Present address: Department of Physiology, Keio University School of Medicine, Tokyo 160–8582, Japan.
Tracking mouse visual pathways with WGA transgene
Article first published online: 25 NOV 2003
European Journal of Neuroscience
Volume 18, Issue 10, pages 2910–2914, November 2003
How to Cite
Hanno, Y., Nakahira, M., Jishage, K.-i., Noda, T. and Yoshihara, Y. (2003), Tracking mouse visual pathways with WGA transgene. European Journal of Neuroscience, 18: 2910–2914. doi: 10.1111/j.1460-9568.2003.03023.x
- Issue published online: 25 NOV 2003
- Article first published online: 25 NOV 2003
- Received 26 June 2003, revised 31 July 2003, accepted 15 September 2003
- bipolar cell;
- L7 promoter;
- retinal degeneration;
- transgenic mouse;
- wheat germ agglutinin
By use of wheat germ agglutinin (WGA) cDNA as a transgene, we have succeeded in generating a transgenic mouse line in which the visual pathways can be accurately and reproducibly visualized.
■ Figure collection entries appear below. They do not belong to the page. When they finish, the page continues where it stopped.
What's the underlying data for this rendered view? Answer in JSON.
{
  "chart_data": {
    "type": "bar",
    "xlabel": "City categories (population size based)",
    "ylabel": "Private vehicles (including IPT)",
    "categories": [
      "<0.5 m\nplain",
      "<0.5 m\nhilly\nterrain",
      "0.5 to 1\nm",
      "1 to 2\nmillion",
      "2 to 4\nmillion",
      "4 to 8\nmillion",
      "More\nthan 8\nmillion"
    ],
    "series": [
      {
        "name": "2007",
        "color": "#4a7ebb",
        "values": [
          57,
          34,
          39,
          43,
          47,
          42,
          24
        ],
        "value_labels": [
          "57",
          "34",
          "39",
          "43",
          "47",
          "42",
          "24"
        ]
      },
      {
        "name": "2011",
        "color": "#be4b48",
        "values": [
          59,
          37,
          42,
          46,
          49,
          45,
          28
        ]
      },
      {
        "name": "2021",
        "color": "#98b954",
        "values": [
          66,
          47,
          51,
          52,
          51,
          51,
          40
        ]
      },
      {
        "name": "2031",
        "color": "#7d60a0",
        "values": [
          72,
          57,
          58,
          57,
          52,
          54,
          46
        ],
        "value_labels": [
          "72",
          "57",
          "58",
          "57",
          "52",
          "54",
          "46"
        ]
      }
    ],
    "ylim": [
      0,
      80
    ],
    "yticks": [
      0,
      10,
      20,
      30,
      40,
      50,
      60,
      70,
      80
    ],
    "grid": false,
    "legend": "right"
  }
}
The WGA transgene was expressed in the retinal rod bipolar cells under the control of mouse L7 promoter. The transgene product, WGA protein, was transferred from the bipolar cells to the amacrine cells and the ganglion cells across synapses in the retinal neural circuitry and further conveyed along the optic nerve to the visual centers such as the suprachiasmatic nucleus, the lateral geniculate nucleus, the pretectal nucleus and the superior colliculus. By crossing the WGA-expressing transgenic mice with the retinal degeneration mutant mice, we analyzed change in the visual pathways by monitoring WGA immunoreactivity and found that the disorganization process of the visual pathways was relatively slow in spite of the rapid degeneration of the photoreceptor cells. Thus, this transgenic mouse line would provide a useful tool for analyzing phenotypic changes in the visual pathways of various mutant mice.